Neuroblastoma and Related Neoplasms
Neuroblastoma is the second most common solid malignancy of childhood after brain tumors, accounting for up to10% of all pediatric neoplasms. They are most common during the first 5 years of life. Neuroblastomas may occur anywhere along the sympathetic nervous system and occasionally within the brain. Most neuroblastomas are sporadic. Spontaneous regression and spontaneous- or therapy-induced maturation are their unique features.  

Gross features
- The adrenal medulla is the commonest site of neuroblastomas. The remainder occur along the sympathetic chain, mostly in the paravertebral region of the abdomen and posterior mediastinum. 
- They range in size from minute nodules to large masses weighing more than 1 kg. 
- Some tumors are delineated by a fibrous pseudo-capsule, but others invade surrounding structures, including the kidneys, renal vein, vena cava, and the aorta. 
- Sectioning shows soft, gray-tan, brain-like tissue. Areas of necrosis, cystic softening, and hemorrhage may be present in large tumors. 

Microscopic features
- Neuroblastomas are composed of small, primitive-appearing neuroblasts with dark nuclei & scant cytoplasm, g rowing in solid sheets.  
- The background consists of light pinkish fibrillary material corresponding to neuritic processes of the primitive cells. 
- Typically, rosettes can be found in which the tumor cells are concentrically arranged about a central space filled with the fibrillary neurites.
- Supporting features include include immunochemical detection of neuron-specific enolase and ultrastructural demonstration of small, membrane-bound, cytoplasmic catecholamine-containing secretory granules.
- Some neoplasms show signs of maturation, either spontaneous or therapy-induced. Larger ganglion-like cells having more abundant cytoplasm with large vesicular nuclei and prominent nucleoli may be found in tumors admixed with primitive neuroblasts (ganglioneuroblastoma). Further maturation leads to tumors containing many mature ganglion-like cells in the absence of residual neuroblasts (ganglioneuroma). 

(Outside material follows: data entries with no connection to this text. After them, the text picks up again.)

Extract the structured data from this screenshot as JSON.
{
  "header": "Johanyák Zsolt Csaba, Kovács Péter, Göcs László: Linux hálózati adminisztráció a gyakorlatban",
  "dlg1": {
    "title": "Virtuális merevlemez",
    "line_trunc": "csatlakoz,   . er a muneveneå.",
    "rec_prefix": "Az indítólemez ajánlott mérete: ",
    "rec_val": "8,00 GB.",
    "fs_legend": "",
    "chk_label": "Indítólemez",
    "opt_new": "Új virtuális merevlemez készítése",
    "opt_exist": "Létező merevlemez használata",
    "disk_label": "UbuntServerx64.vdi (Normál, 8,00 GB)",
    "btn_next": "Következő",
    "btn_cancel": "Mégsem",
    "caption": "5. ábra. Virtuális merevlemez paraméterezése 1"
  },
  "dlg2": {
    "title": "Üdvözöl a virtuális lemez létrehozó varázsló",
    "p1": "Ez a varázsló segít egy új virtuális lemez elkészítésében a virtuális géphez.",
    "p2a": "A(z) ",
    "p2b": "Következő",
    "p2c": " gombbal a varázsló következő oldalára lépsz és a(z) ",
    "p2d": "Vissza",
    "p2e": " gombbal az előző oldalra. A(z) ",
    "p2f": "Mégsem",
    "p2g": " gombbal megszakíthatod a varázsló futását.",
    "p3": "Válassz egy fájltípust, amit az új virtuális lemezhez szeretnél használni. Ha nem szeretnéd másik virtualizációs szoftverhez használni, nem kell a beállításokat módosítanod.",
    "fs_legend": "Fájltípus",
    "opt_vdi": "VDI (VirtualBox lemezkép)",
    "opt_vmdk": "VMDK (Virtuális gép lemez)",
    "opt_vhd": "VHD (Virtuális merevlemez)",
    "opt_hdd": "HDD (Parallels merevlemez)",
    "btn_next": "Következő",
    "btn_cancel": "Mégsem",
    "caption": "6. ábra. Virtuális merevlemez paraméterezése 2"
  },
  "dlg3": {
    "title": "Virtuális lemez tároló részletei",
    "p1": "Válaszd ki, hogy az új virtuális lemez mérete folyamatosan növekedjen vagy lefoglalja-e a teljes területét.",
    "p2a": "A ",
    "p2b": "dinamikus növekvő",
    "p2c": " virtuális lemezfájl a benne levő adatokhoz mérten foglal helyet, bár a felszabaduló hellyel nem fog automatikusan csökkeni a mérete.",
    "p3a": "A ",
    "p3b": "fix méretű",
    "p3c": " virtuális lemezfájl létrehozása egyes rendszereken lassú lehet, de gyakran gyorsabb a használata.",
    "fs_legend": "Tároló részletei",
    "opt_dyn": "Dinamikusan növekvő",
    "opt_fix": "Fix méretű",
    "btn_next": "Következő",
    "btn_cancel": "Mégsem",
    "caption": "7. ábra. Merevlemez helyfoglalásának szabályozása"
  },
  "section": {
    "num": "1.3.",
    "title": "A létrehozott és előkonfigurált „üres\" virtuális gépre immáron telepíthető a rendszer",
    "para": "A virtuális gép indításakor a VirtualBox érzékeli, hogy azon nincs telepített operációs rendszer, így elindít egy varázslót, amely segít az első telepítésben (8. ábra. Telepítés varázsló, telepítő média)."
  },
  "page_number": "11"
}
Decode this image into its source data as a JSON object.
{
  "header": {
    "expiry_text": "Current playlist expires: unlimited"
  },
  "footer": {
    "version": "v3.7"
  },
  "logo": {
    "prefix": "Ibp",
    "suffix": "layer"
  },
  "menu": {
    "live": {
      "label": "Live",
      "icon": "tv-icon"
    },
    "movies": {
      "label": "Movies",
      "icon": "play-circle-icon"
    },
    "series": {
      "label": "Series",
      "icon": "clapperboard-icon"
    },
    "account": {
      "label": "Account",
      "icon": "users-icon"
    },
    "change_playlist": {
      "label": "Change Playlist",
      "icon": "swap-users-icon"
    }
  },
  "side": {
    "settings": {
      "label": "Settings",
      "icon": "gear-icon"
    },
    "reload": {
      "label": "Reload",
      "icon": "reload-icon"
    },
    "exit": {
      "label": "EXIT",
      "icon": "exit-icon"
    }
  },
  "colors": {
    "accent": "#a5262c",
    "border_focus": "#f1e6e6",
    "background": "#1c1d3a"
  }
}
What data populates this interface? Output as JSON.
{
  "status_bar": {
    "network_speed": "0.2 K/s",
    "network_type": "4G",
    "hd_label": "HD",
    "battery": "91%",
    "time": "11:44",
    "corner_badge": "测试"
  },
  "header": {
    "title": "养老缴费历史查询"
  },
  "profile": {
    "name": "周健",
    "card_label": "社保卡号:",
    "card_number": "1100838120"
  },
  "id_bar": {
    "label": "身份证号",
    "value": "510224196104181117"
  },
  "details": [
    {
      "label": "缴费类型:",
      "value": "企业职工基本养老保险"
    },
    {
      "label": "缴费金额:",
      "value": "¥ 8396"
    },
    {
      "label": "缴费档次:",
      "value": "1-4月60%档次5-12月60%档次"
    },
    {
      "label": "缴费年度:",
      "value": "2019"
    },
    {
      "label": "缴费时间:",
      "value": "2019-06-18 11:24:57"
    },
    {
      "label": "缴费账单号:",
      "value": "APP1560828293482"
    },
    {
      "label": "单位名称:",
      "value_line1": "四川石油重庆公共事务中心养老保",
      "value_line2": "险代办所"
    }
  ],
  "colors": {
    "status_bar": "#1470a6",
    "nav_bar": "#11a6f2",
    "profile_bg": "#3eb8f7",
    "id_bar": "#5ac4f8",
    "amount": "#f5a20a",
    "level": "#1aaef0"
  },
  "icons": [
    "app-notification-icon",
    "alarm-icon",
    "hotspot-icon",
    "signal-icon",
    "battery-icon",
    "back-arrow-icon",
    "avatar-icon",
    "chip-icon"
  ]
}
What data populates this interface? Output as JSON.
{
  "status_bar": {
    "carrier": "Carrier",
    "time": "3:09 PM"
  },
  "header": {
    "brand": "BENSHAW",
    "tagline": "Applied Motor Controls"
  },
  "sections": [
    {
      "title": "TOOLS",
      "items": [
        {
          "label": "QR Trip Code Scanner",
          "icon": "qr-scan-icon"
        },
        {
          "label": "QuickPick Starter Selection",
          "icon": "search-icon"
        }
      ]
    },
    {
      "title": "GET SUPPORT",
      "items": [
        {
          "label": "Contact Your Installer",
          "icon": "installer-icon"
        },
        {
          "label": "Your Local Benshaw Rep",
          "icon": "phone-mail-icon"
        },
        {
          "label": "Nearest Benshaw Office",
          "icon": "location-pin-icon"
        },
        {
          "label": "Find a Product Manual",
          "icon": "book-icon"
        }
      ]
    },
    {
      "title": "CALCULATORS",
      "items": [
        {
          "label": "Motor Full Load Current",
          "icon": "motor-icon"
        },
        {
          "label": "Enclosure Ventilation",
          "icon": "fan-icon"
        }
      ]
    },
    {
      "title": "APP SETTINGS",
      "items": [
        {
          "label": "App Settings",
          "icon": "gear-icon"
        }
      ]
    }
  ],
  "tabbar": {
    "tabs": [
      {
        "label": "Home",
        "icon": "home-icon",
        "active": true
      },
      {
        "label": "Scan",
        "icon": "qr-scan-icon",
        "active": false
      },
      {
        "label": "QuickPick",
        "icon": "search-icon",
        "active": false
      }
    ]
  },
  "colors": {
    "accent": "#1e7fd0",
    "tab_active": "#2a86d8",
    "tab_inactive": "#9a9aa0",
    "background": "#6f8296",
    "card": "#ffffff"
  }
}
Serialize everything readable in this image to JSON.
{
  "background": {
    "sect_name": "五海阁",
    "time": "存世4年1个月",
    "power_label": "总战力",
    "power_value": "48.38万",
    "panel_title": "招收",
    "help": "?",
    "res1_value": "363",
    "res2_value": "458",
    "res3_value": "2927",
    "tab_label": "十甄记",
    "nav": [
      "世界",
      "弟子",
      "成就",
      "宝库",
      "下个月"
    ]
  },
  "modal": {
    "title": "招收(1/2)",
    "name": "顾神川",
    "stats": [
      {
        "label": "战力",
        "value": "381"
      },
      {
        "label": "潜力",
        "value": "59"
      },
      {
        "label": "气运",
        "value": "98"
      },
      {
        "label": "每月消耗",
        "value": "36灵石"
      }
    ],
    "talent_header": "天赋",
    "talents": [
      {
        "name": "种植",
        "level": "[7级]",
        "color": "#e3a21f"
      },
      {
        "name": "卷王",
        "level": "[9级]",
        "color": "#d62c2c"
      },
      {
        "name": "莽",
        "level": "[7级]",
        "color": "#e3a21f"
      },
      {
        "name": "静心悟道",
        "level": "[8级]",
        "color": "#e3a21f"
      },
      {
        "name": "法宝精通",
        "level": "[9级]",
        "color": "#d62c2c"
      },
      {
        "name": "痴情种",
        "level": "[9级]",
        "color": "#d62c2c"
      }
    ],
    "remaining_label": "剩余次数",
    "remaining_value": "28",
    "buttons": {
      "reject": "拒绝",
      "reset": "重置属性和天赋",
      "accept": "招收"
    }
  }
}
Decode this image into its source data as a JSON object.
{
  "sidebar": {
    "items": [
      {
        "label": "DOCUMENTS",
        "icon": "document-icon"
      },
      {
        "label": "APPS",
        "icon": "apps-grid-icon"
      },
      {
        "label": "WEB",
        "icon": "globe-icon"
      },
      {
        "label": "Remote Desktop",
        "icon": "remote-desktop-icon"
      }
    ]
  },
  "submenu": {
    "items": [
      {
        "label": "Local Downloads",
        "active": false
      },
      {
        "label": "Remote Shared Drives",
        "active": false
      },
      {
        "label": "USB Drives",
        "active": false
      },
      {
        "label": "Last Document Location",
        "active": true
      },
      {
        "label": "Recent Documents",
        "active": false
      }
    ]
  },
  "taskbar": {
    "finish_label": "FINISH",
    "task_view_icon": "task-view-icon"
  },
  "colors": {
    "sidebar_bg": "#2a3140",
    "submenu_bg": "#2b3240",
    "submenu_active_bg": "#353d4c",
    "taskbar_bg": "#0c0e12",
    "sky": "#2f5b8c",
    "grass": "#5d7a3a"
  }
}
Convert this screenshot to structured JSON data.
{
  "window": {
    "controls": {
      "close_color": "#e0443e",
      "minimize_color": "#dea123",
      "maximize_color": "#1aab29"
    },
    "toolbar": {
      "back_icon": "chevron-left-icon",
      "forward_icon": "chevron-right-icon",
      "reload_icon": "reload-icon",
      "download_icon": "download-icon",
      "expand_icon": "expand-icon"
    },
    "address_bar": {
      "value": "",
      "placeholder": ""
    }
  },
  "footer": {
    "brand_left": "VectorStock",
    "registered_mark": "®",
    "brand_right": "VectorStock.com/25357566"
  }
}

Many factors influence prognosis, but the most important are the stage of the tumor and the age of the patient. Children below 1 year of age have a much more favorable outlook than do older children at a comparable stage of disease. 

Miscroscopic features are also an independent prognostic factor; evidence of gangliocytic differentiation is indicative of a "favorable" histology. Amplification of the MYCN oncogene in neuroblastomas is a molecular event that has profound impact on prognosis. The greater the number of copies, the worse is the prognosis. MYCN amplification is currently the most important genetic abnormality used in risk stratification of neuroblastic tumors. 

About 90% of neuroblastomas produce catecholamines (as pheochromocytomas), which are an important diagnostic feature (i.e., elevated blood levels of catecholamines and elevated urine levels of catecholamine metabolites such as vanillylmandelic acid [VMA] and homovanillic acid [HVA]).